MRI May Show how Androgen-Lowering Prostate Cancer Therapy Raises Risk of Diabetes and Heart Disease

Lay Summary

MRI may show how androgen-lowering prostate cancer therapy raises risk of diabetes and heart disease

This study will explore how androgen deprivation therapy (ADT) for treating prostate cancer may increase men’s risk for developing type 2 diabetes. Studies indicate that men with prostate cancer who are treated with drugs or surgery to suppress male hormones called androgens have a markedly increased risk of developing type 2 diabetes. Just how therapy that suppresses androgens leads to metabolic dysregulation and type 2 diabetes is not yet known. But scientists do know that androgens ordinarily restrain the activation of “glial” “cells (which support brain cells). They also know that unregulated glial cell activation leads to inflammation, called “gliosis,” in the hypothalamus, where metabolic energy balance is regulated. Animal studies show that hypothalamic gliosis precedes the development of obesity and insulin resistance in response to a high-fat diet, and inhibition of gliosis attenuates obesity. So, investigators anticipate that when ADT reduces androgens, it promotes inflammatory gliosis and increases metabolic risk for developing type 2 diabetes. They will test this by comparing MRI imaging in men with prostate cancer receiving ADT versus radiation only.

The investigators hypothesize, therefore, that men receiving ADT will have metabolic dysregulation while men receiving only radiation will not. They further hypothesize that ADT prostate cancer therapy leads to a strikingly elevated risk of cardiometabolic disease by increasing gliosis in the mediobasalhypothalamus and dysregulating metabolism. They will test this hypothesis in a total of 50 men with prostate cancer by: 1) conducting MRI studies in men before they begin treatment with–ADT (25 men) or with radiation alone (25 men)–and serially thereafter for six months; 2) assessing systemic insulin resistance by measuring insulin and glucose concentrations during this time; and 3) measuring fat deposition through MRI imaging of the abdomen. They also will try to determine whether insulin resistance precedes or follows inflammatory gliosis because prevention approaches will vary depending upon the sequence of events.
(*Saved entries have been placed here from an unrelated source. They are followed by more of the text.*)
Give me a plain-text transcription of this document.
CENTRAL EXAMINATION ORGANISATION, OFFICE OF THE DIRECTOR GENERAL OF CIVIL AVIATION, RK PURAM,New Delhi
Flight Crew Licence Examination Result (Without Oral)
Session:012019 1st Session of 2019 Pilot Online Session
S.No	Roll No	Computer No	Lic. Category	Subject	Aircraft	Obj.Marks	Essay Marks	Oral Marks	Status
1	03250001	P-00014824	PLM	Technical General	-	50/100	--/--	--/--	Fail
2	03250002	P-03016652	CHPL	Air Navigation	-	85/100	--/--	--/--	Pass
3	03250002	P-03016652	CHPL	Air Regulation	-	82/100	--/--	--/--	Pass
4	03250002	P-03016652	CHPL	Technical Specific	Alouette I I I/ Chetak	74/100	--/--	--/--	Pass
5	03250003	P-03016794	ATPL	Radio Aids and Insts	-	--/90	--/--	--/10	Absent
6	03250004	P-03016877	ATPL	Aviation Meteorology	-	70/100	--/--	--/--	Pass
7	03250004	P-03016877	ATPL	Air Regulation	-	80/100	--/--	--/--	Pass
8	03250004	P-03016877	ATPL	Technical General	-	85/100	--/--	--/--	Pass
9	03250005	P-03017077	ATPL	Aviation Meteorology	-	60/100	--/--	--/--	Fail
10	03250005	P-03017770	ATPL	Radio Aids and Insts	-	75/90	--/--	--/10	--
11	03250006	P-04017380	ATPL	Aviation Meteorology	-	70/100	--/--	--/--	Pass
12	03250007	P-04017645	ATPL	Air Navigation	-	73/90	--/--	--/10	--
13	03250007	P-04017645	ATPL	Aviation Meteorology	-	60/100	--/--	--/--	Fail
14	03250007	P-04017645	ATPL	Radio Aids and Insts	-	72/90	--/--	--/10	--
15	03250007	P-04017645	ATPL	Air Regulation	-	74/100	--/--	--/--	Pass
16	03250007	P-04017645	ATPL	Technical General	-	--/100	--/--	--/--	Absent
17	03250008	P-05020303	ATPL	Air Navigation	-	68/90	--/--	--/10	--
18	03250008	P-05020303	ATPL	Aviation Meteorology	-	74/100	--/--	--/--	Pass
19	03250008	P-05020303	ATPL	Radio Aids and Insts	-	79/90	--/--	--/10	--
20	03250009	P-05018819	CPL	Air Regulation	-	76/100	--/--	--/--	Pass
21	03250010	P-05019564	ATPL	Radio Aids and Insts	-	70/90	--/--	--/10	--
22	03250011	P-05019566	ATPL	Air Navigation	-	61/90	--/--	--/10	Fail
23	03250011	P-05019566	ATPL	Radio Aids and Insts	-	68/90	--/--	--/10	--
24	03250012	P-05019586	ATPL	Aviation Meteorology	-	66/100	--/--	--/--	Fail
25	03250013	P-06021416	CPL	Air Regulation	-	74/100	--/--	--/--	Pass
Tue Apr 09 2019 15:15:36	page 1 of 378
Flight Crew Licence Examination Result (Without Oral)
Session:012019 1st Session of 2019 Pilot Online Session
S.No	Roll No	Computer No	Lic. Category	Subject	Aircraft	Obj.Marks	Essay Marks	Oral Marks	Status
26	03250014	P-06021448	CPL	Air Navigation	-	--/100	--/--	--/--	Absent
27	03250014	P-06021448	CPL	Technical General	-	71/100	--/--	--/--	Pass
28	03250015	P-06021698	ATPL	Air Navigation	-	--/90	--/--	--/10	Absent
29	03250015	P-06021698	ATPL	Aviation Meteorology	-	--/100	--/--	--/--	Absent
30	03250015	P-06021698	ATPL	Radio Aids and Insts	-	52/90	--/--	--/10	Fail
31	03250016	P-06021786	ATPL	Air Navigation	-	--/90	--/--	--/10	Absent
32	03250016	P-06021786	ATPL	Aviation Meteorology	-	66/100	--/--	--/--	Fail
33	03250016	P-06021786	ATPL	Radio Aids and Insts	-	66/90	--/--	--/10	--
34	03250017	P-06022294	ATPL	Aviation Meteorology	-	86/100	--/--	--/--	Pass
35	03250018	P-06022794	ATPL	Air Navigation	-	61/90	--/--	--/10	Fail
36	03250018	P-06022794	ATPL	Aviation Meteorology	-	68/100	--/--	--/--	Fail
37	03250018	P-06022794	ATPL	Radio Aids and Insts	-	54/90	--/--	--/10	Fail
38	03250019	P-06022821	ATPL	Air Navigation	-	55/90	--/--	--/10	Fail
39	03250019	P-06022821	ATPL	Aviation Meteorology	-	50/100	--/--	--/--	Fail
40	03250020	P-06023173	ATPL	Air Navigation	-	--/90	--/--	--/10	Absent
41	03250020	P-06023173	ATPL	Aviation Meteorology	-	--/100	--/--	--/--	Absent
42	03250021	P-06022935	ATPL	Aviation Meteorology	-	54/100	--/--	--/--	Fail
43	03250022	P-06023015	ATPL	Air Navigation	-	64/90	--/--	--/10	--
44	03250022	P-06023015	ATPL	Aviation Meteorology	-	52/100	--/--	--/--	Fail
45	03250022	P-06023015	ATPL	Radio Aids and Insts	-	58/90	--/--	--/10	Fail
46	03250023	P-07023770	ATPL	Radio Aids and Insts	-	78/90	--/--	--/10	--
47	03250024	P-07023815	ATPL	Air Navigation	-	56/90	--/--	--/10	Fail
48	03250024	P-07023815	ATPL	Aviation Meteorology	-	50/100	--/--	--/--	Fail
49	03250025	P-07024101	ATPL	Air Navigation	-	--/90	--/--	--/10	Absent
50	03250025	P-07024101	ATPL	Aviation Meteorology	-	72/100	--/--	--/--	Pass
We will not be able to look specifically at brain insulin resistance in this study.

Abstract

MRI may show how androgen-lowering prostate cancer therapy raises risk of diabetes and heart disease

Prostate cancer is a highly prevalent cancer in men. A cornerstone of treatment is androgen deprivation therapy (ADT), which improves survival but confers substantially elevated cardiometabolic risk including markedly increased risk of type 2 diabetes. The mechanisms through which ADT leads to metabolic dysregulation remain incompletely understood. An emergent field of obesity research has demonstrated that non-neuronal (glial) cells play a pivotal role in diet-induced obesity. In animal studies, high-fat feeding induces gliosis - activation of glial cells – in the mediobasal hypothalamus (MBH), the anatomical locus of energy balance regulation. Further, interventions that reduce MBH gliosis attenuate diet-induced obesity. State-of-the-art MRI techniques allow in vivo quantitation of MBH gliosis in humans, and reproducible associations have been shown between MBH gliosis and both adiposity and insulin resistance. MBH gliosis also correlates with low circulating testosterone levels in men and is induced by gonadectomy in male mice. The central premise of the proposed work is that androgens restrain MBH gliosis, and this constitutes a key mechanism through which ADT increases metabolic risk. Men with newly diagnosed prostate cancer will be prospectively followed during ADT and compared to controls undergoing radiation alone. Quantitative structural imaging via brain MRI will be performed serially to measure MBH gliosis. In parallel, insulin resistance will be assessed, and visceral adiposity will be measured via abdominal MRI. This clinical study would be the first to examine centrally mediated mechanisms of ADT-induced metabolic dysregulation and could generate novel interventions for mitigating risk of diabetes and obesity in men.